WASHINGTON — The United States, trying to help shape the future of Zaire after neglecting the rebellion there until its final phase, secretly has pledged $10 million and persuaded the European Union to promise $50 million to try to entice rebel leader Laurent Kabila to conduct elections soon after his looming takeover, senior Clinton administration officials say.
But Kabila has told U.S. diplomats that he will not commit to elections for up to 24 months, triggering growing unease in Washington about the political outlook in Zaire. Meanwhile, Kabila's last-minute failure to show up Wednesday for a second and pivotal round of face-to-face negotiations with ailing Zairian President Mobutu Sese Seko caused angered U.S. officials to drop restrained diplomatic references to the rebel chief.

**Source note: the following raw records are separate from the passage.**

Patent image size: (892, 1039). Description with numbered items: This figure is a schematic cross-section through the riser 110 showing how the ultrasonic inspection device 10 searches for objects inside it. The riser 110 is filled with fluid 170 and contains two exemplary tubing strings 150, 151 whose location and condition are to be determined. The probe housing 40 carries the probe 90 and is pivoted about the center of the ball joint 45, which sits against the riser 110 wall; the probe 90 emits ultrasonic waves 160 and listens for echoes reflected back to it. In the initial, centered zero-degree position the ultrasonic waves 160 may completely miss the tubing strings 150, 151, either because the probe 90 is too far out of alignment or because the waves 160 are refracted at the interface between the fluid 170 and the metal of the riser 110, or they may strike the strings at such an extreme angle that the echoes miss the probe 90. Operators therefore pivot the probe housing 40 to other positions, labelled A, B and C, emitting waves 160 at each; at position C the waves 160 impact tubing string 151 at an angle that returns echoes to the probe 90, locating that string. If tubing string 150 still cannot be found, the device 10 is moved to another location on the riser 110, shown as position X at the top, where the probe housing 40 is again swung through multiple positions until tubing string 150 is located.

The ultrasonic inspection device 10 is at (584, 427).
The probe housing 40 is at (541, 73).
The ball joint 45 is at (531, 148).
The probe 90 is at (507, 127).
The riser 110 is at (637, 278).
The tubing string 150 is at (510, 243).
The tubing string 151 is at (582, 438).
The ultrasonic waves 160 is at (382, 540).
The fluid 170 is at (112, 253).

"Kabila has walked over everyone--the United Nations, the United States, the Organization of African Unity and every other party that is trying to save Zaire from a blood bath," a key U.S. official said. "Everyone's quite angry."
U.N. Ambassador Bill Richardson, who recently returned from 15 days of mediating the African crisis, telephoned Kabila and Mobutu on Tuesday to urge both to show up for Wednesday's talks--sponsored by the United Nations and South Africa--and to come to agreement on a peaceful hand-over of power. Kabila had pledged to Richardson that he would attend.
A team of U.S. diplomatic and intelligence personnel has been frantically working both sides of the crisis--but with limited success--as the transition moves into its final hours.
U.S. concern has shifted to alarm and even disillusionment as Kabila now distances himself from early promises to the international community, particularly a short transition to democratic elections and implementation of human rights for the dozens of ethnic groups in Africa's third-largest country.
The closer Kabila has come to a military victory, the further he has seemed to move from political compromise.
"He even talked about waiting 36 months--a full three years--for elections. He's now backed down to two years, but there is a lot of concern about what his intentions are," a Western envoy said Wednesday.
The administration fears that a protracted time frame would open the way to other pretexts for delaying elections.
Added a U.S. official: "If he wants our support, we have told him he will have to deal with our concerns. But he wants to be the big man, and, in the end, he will do what he wants."
The financial pledges from the U.S. and Europe to help in what would be Zaire's first truly democratic elections reflect the scramble to develop a joint Western strategy to prevent prolonged one-man or one-party rule after a transition, according to administration officials. The plan was orchestrated largely by the U.S. during recent talks with European allies after France finally ended unilateral efforts to help Mobutu.
But Kabila so far has not taken the bait, the officials say.
Still, Clinton administration officials said they will continue to try to work with Kabila.
"He's a difficult man to deal with because he too often tells people what they want to hear rather than what he really wants to do. But at this point there is little choice," a well-placed U.S. official said.
Also Wednesday, U.S. and U.N. officials were trying to find out more about reports of an alleged massacre around Mbandaka, a town behind Kabila's lines reportedly "littered" with bodies, Western diplomats said.
Although no one has charged rebel forces with responsibility, Kabila's troops have made it difficult to gain access to the area near Zaire's border with Congo.
As rebels closed in on the capital, Kinshasa, on Wednesday, administration sources began predicting that the crisis will probably climax this weekend, either with Mobutu's departure as president or the rebels' capture of the capital.
As the apparent end of Mobutu's regime nears, U.S. officials have become equally frustrated with his efforts to remain in power.
Despite pressure, the U.S. was unable to persuade Mobutu not to return to Zaire from a conference in Gabon last weekend.
Earlier this month, Richardson laid out a candid and tough U.S. assessment of his prospects, but Zaire's self-proclaimed "president for life" believed aides who have not given him a realistic view of the situation, U.S. officials said.
Mobutu is now depending on troops dispatched by former Angolan rebel leader Jonas Savimbi to defend Kinshasa and protect him--and to help get him safely out of Zaire, if necessary.
Wednesday night, Mobutu was in neighboring Congo after failed efforts to bring him and Kabila together for a second round of negotiations.
Savimbi's troops were also the key factor in a recent battle around the town of Kenge.
"That's the only reason there was so much resistance," the Western envoy said.
Throughout Angola's two-decade-long civil war, Mobutu provided aid, arms and an outlet for Savimbi, who now heads his nation's official opposition.